First, let’s talk about the protection of the technician. Done right, automotive glass installation should not be a particularly dangerous endeavor. Yes, we can cut ourselves and need a few stitches, strain our muscles or get slivers of glass in our fingers, but unlike our sister industry, glazing, we will not lose our lives by falling from tall buildings or sever a hand or arm due to glass fracturing. The most dangerous part of our job is driving from point A to point B. However, none of us want any kind of pain or injury if we can help it. We want to go on day after day and produce the work that gives us a pay check that allows us to enjoy life. To make that wish possible, we have to pay attention and do what we can to protect ourselves.

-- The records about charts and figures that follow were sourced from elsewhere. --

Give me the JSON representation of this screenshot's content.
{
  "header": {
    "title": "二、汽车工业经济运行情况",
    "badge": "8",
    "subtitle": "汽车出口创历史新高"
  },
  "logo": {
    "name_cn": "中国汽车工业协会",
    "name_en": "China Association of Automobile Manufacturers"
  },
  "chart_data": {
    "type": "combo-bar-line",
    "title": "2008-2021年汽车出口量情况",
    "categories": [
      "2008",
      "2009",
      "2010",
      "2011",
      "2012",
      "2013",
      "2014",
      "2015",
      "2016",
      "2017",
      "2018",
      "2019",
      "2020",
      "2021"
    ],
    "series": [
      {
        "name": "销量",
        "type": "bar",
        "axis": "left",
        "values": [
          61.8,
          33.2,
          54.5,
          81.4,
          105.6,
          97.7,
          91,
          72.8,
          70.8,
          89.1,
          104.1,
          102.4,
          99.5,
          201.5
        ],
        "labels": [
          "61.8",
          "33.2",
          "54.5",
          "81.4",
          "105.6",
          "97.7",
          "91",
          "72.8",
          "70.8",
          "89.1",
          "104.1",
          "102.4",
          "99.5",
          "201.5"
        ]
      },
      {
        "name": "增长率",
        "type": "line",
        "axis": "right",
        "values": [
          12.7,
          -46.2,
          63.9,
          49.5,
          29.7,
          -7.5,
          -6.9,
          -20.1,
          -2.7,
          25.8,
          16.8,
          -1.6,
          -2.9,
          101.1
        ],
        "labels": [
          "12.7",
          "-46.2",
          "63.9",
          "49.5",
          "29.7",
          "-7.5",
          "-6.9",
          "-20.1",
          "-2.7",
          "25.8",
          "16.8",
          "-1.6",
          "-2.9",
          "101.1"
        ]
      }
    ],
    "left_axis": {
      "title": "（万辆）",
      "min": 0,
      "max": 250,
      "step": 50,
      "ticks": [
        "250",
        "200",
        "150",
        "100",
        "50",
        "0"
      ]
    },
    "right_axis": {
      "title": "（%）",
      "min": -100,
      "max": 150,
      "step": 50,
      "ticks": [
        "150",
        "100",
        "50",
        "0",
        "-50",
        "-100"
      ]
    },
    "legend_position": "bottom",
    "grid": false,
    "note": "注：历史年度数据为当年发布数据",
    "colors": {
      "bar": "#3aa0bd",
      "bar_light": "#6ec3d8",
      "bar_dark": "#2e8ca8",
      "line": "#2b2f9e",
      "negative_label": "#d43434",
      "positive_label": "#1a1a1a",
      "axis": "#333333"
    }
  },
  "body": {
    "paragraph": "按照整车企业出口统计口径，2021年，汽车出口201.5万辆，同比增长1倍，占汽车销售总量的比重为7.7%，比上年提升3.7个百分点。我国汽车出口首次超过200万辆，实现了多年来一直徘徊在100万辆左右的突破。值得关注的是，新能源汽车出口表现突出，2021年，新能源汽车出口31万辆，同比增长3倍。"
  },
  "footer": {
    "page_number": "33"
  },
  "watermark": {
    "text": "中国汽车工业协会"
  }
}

I have been putting in automotive glass for a long time. I have cut myself three times to the point of stitches being needed. For a glass technician, that is not too bad. How I managed to (mostly) save my own skin is through the use of personal protective equipment, as religiously as I can. The protective equipment includes:

  • Safety glasses;
  • Safety gloves;
  • Safety shoes;
  • Nitrile gloves; and
  • Forearm protectors.

Do I forget sometimes? Of course I do. How do you think I cut myself three times? However, when I catch myself not wearing the equipment, I stop and purposely make a point to correct the oversight. This is how good habits are developed and practiced.

Many times injuries are not noticed in the short term and can sneak up on you over time. This is usually caused by actions that are not “ergonomic.” Ergonomics is a science that deals with designing and arranging the items in a work environment so that people can use them easily and safely. Unfortunately, automotive glass technicians don’t usually get to design our environment. We must act on what is presented to us and choose the best course of action to successfully complete the job with the tools we have available to us.

In the past, there were not many options available. We used manual caulk guns that caused carpal tunnel syndrome. We used our heads to push out on the glass so we could cut the lower bead causing lower back pain. We contorted our bodies to set the glass in the opening causing muscle strain. We crawled up on large vehicles to access the windshield area causing slippage and possible injury. All of these issues have been addressed with new modern tools that can help alleviate these possible injuries. All we have to do is acquire the tools and use them.

Protection from injury starts with the technician. The owner can supply all the safety equipment and tools out there, but if the tech doesn’t use them, they will not help. Don’t shorten your career because of pain and discomfort. Use the tools and wear the protection.